G.R. No. 234686. June 10, 2019
G.R. No. 234686. June 10, 2019
SECOND DIVISION
[ G.R. No. 234686. June 10, 2019 ]
PEOPLE OF THE PHILIPPINES, PLAINTIFF-APPELLEE, VS.
MICHAEL FRIAS Y SARABIA ALIAS "NICKER," ACCUSED-
APPELLANT.
DECISION
LAZARO-JAVIER, J.:
The Case
This appeal seeks to reverse the Decision[1] dated March 14, 2017 of the Court of Appeals in
CA-G.R. CR-HC No. 01973 affirming the conviction of appellant Michael Frias for violations
of Section 5 and Section 11, Art.
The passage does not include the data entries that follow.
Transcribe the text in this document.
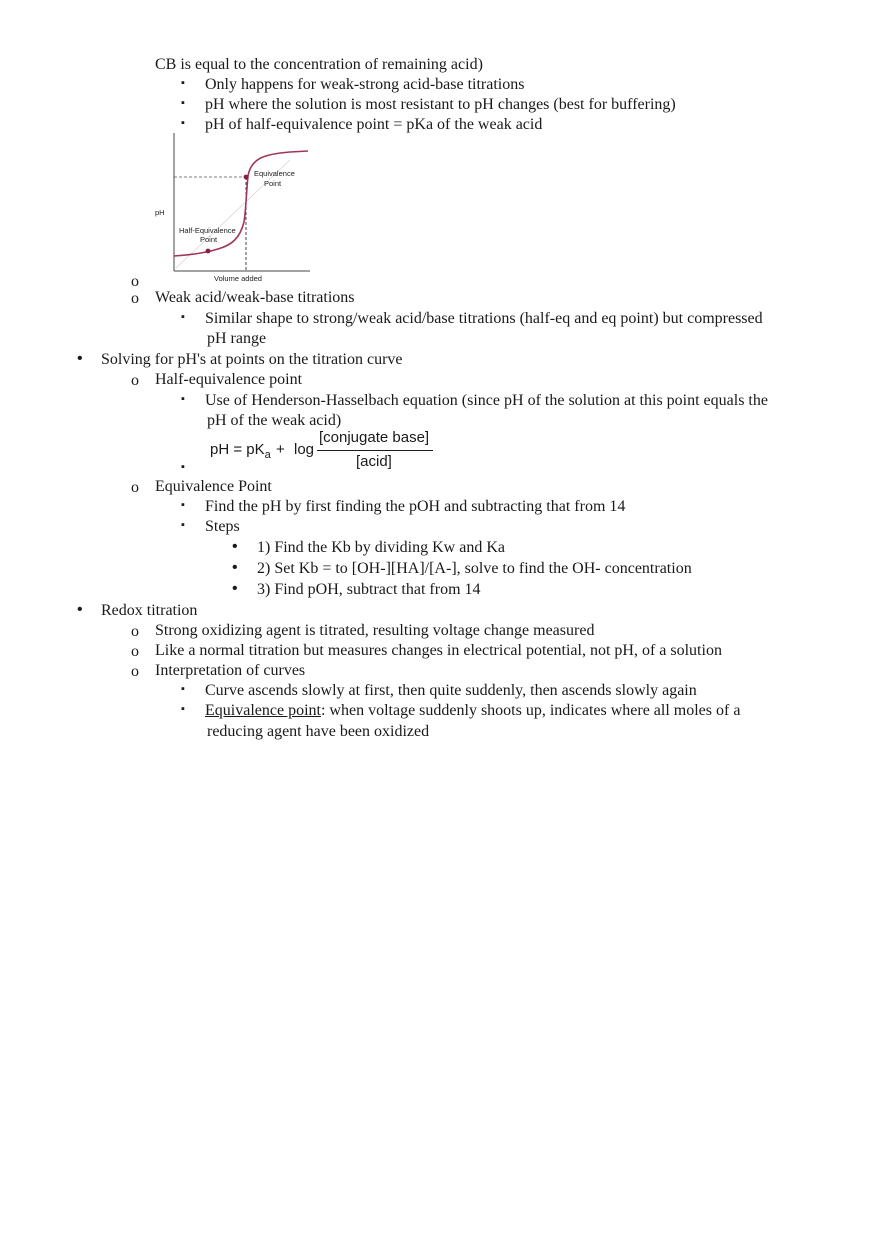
CB is equal to the concentration of remaining acid)
▪ Only happens for weak-strong acid-base titrations
▪ pH where the solution is most resistant to pH changes (best for buffering)
▪ pH of half-equivalence point = pKa of the weak acid
Equivalence
Point
pH
Half-Equivalence
Point
Volume added
o
o Weak acid/weak-base titrations
▪ Similar shape to strong/weak acid/base titrations (half-eq and eq point) but compressed
pH range
• Solving for pH's at points on the titration curve
o Half-equivalence point
▪ Use of Henderson-Hasselbach equation (since pH of the solution at this point equals the
pH of the weak acid)
pH = $pK_a + \log$
[conjugate base]
[acid]
▪
o Equivalence Point
▪ Find the pH by first finding the pOH and subtracting that from 14
▪ Steps
• 1) Find the Kb by dividing Kw and Ka
• 2) Set Kb = to [OH-][HA]/[A-], solve to find the OH- concentration
• 3) Find pOH, subtract that from 14
• Redox titration
o Strong oxidizing agent is titrated, resulting voltage change measured
o Like a normal titration but measures changes in electrical potential, not pH, of a solution
o Interpretation of curves
▪ Curve ascends slowly at first, then quite suddenly, then ascends slowly again
▪ Equivalence point: when voltage suddenly shoots up, indicates where all moles of a
reducing agent have been oxidized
II of Republic Act 9165 (RA 9165)[2] and imposing on him the
corresponding penalties.
That on or about the 15th day of July 2009, in the City of Bacolod, Philippines, and
within the jurisdiction of this Honorable Court, the herein accused, not being
authorized by law to possess, prepare, administer or otherwise use any dangerous
drug, did, then and there willfully, unlawfully and feloniously have in her possession
and under his custody and control one (1) heat sealed transparent plastic (sachet)
marked "MFS-2" containing methamphetamine hydrochloride (shabu), a dangerous
drug, weighing 0.03 gram, a dangerous drug, without the corresponding license or
prescription therefor, in violation of the aforementioned law.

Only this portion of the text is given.